ノドカの索敵魔法に引っ掛からなかったのはホーンラビットが動いていなかったからだろうか。
――まあ何にせよ、助かった。少し大げさだった気がしないでもないけど。
そう安堵のため息をついていたら急にコウカが大きな声を出したため、私の肩が跳ね上がる。
「ダンゴ、いつまで遊んでいるつもりですか! あなたも眷属なら眷属らしく、マスターの側を離れないようにしてください! ノドカも……今までは役目を果たしていたので何も言いませんでしたが、ずっと寝ているなんてふざけているんですか。今回、魔物を見逃したのはあなたの落ち度です」
「ちょ、ちょっと……落ち着いて、コウカ! そこまで言わなくてもいいって。コウカが守ってくれたおかげで何ともなかったんだから、ね?」
「あ、あたしじゃなくてよかった……」
遠くにいたダンゴといつものように寝ているノドカをコウカが順番に睨みつけ、厳しい言葉を投げつける。
たしかに言っていることは正しいのかもしれないが、そこまで強い言葉じゃなくてもいいのではないかと思って慌てて止める。
さっきのは考え事をしながら歩いていた私にも非があるだろうし。
みんな聞き分けのいい子だと思っているので、少し言えばちゃんと自分たちで考えて動いてくれるだろう。
今回みたいなこともそう何度も起こるものではない。
「またいつもの……」
後ろでヒバナかシズクのどちらかが何かを言った気がした――2人は声まで似ているので聞き分けられない時がある――が、風に掻き消されかけていたこともあってその意図を正確に読み取ることはできなかった。
「ごめんね、今度は私も気を付けるからさ。それとさっきは守ってくれてありがとう、コウカ」
「……いえ」
コウカはまだ納得できていない様子ではあるものの、渋々頷いてくれたので胸をなでおろす。
それからは特に魔物と遭遇することもなく、ダンジョンの第1階層を突破した。
続く第2階層は荒野地帯のようだ。

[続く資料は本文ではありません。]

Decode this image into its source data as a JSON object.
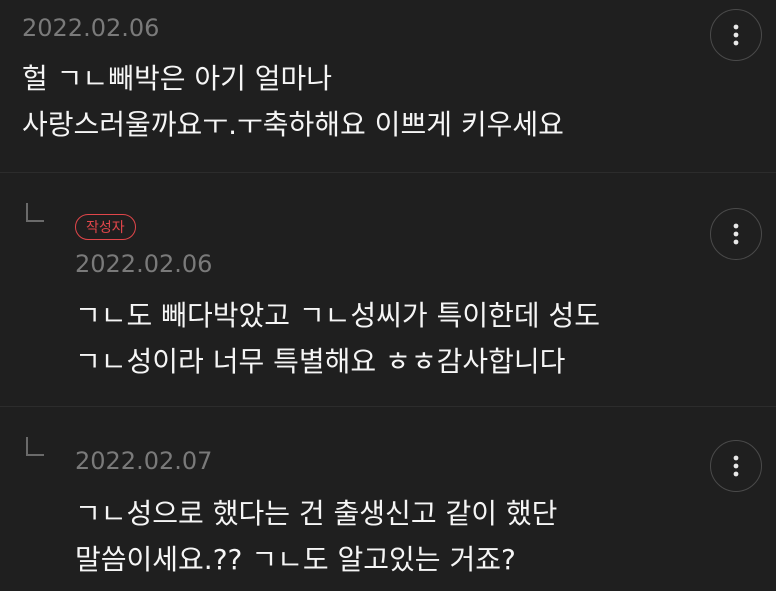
{
  "comments": [
    {
      "date": "2022.02.06",
      "lines": [
        "헐 ㄱㄴ빼박은 아기 얼마나",
        "사랑스러울까요ㅜ.ㅜ축하해요 이쁘게 키우세요"
      ],
      "more_icon": "more-vertical-icon"
    },
    {
      "badge": "작성자",
      "date": "2022.02.06",
      "lines": [
        "ㄱㄴ도 빼다박았고 ㄱㄴ성씨가 특이한데 성도",
        "ㄱㄴ성이라 너무 특별해요 ㅎㅎ감사합니다"
      ],
      "reply_icon": "reply-arrow-icon",
      "more_icon": "more-vertical-icon"
    },
    {
      "date": "2022.02.07",
      "lines": [
        "ㄱㄴ성으로 했다는 건 출생신고 같이 했단",
        "말씀이세요.?? ㄱㄴ도 알고있는 거죠?"
      ],
      "reply_icon": "reply-arrow-icon",
      "more_icon": "more-vertical-icon"
    }
  ],
  "colors": {
    "background": "#1f1f1f",
    "text": "#f5f5f5",
    "date": "#7a7a7a",
    "badge": "#e0464a"
  }
}
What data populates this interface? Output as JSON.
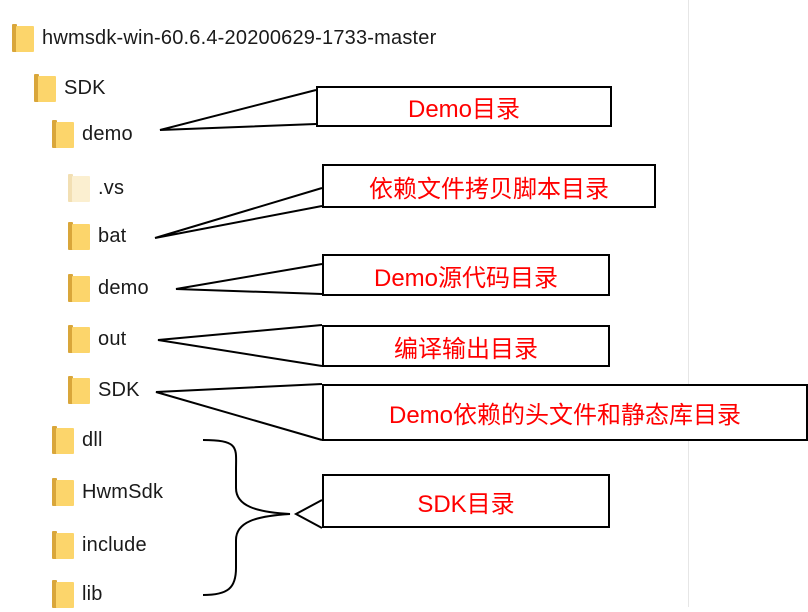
{
  "tree": {
    "root": "hwmsdk-win-60.6.4-20200629-1733-master",
    "sdk": "SDK",
    "demo": "demo",
    "vs": ".vs",
    "bat": "bat",
    "demo_sub": "demo",
    "out": "out",
    "sdk_sub": "SDK",
    "dll": "dll",
    "hwmsdk": "HwmSdk",
    "include": "include",
    "lib": "lib"
  },
  "callouts": {
    "demo_dir": "Demo目录",
    "bat_dir": "依赖文件拷贝脚本目录",
    "src_dir": "Demo源代码目录",
    "out_dir": "编译输出目录",
    "deps_dir": "Demo依赖的头文件和静态库目录",
    "sdk_dir": "SDK目录"
  },
  "colors": {
    "callout_text": "#ff0000",
    "folder": "#fcd56b",
    "folder_tab": "#d9a63a"
  }
}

依頼は第3階層以降のものばかりなので、ここはまだ通過点となる。
「さっきはすみませんでした……ダンゴ、ノドカ」
「ううん、ビックリしたけど大丈夫!」
「すぅ……すぅ……」
シュンと落ち込んで、2人に謝罪するコウカにダンゴが何でもないといった様子で頭を振る。
さっきのコウカの言動は突然だったし、私も驚いたが何とか丸く収まりそうで良かったと思う。
……因みにノドカはさっきからずっと寝ているので何か言われたことにも気付いていないだろう。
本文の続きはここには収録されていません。